Minister of Post and Telecommunications
- In office 1992–1994

Minister of Transport
- In office 1991–1994
- President: F. W. de Klerk
- Succeeded by: Mac Maharaj

Personal details
- Born: Peter Johannes Welgemoed
- Citizenship: South Africa
- Party: National Party

= Piet Welgemoed =

South African politician

Peter Johannes "Piet" Welgemoed is a South African politician and businessman who was Minister of Transport from 1991 to 1994 under President F. W. de Klerk. He represented the National Party in the House of Assembly and National Assembly until 1996, when he resigned to pursue a career in business.

== Education and early career ==
Welgemoed completed a doctorate in transport economics at Rand Afrikaans University in 1971. From 1974, he was a professor in the department of transportation economics at the university, where he was also director of the Research Centre for Physical Distribution and Transportation Studies.

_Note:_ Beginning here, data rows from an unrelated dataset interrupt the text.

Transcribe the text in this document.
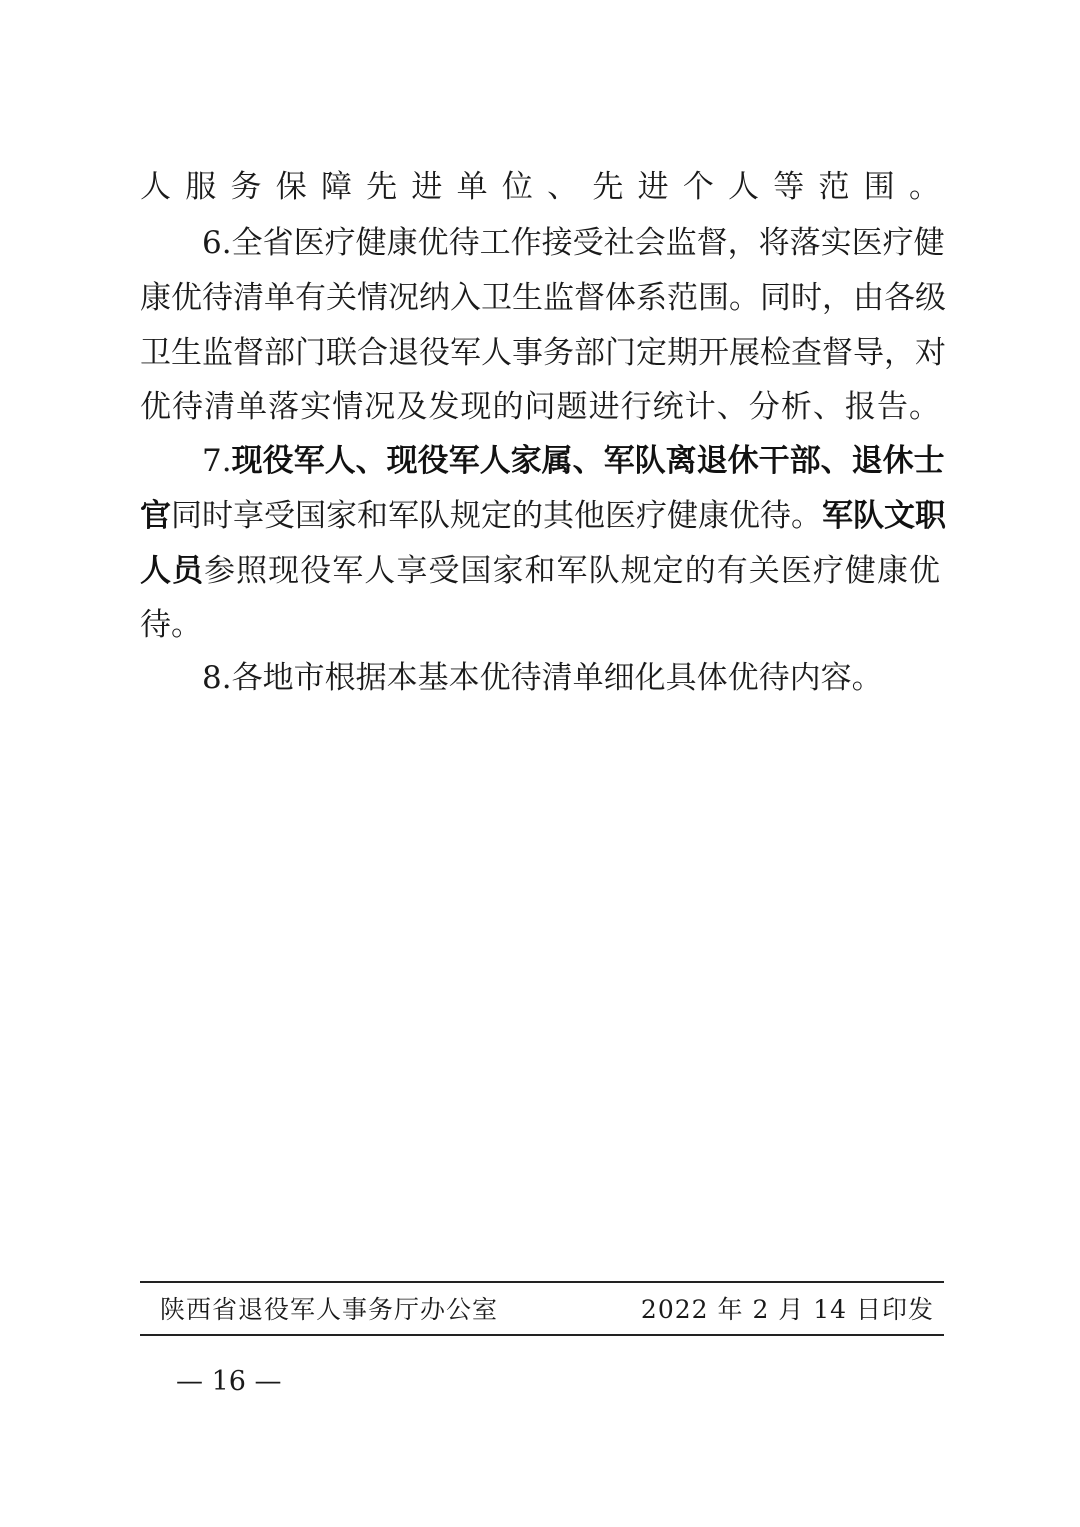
人服务保障先进单位、先进个人等范围。
6.全省医疗健康优待工作接受社会监督，将落实医疗健
康优待清单有关情况纳入卫生监督体系范围。同时，由各级
卫生监督部门联合退役军人事务部门定期开展检查督导，对
优待清单落实情况及发现的问题进行统计、分析、报告。
7.现役军人、现役军人家属、军队离退休干部、退休士
官同时享受国家和军队规定的其他医疗健康优待。军队文职
人员参照现役军人享受国家和军队规定的有关医疗健康优
待。
8.各地市根据本基本优待清单细化具体优待内容。
陕西省退役军人事务厅办公室	2022 年 2 月 14 日印发
— 16 —
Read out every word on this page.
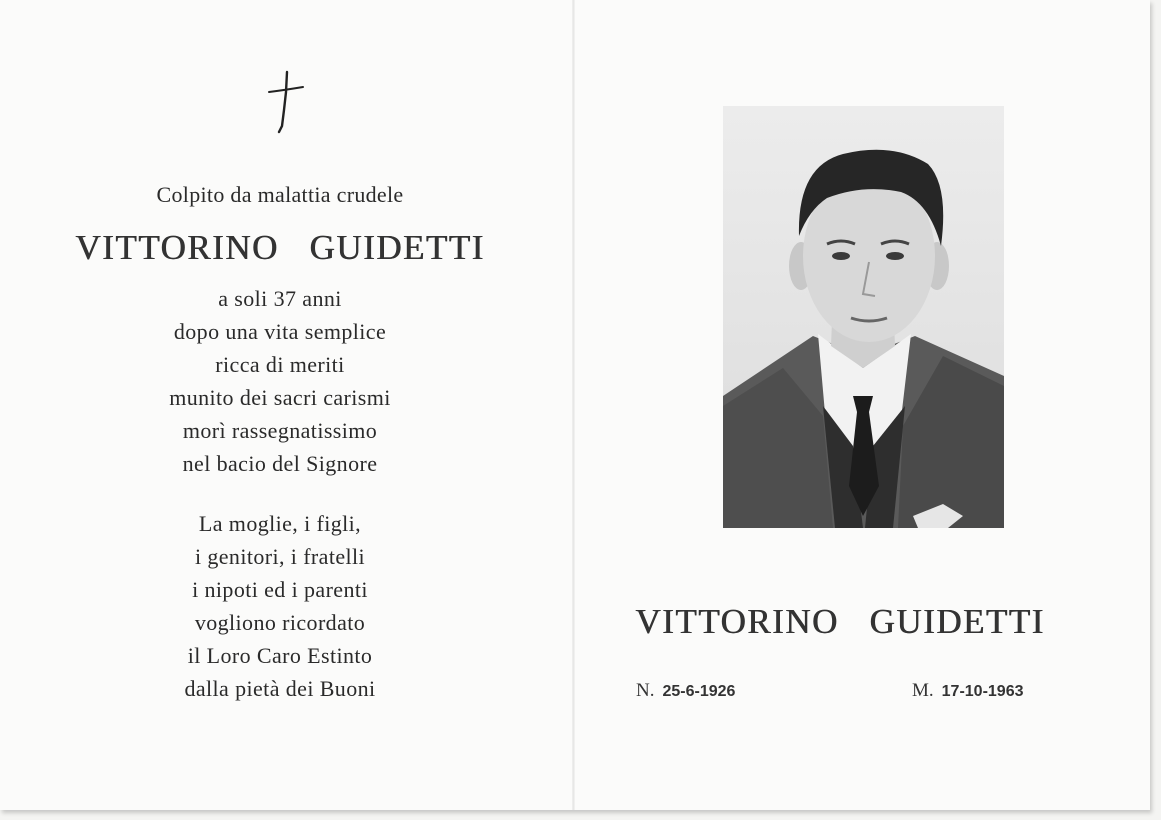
Colpito da malattia crudele
VITTORINO   GUIDETTI
a soli 37 anni
dopo una vita semplice
ricca di meriti
munito dei sacri carismi
morì rassegnatissimo
nel bacio del Signore
La moglie, i figli,
i genitori, i fratelli
i nipoti ed i parenti
vogliono ricordato
il Loro Caro Estinto
dalla pietà dei Buoni
VITTORINO   GUIDETTI
N. 25-6-1926	M. 17-10-1963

Welgemoed succeeded Piet Koornhof as the NP's representative in the Primrose constituency in the House of Assembly. Formerly a deputy minister, he was appointed to de Klerk's cabinet in April 1991, when he was named as Minister of Transport. Responsibility for Post and Telecommunications was added to his portfolio in 1992.

== Post-apartheid career ==
In the 1994 general election, Welgemoed was elected to represent the NP in the new multi-racial National Assembly. He was also appointed as the party's shadow minister for transport. However, in 1996, he resigned from Parliament in order to take up what he described as an "exceptional private sector opportunity".

In his subsequent corporate career, Welgemoed's position included the executive chairmanship of the Board of Market Power in South America, which he held from 1998; he was also a long-serving director at Comair until he resigned from the board in December 2019.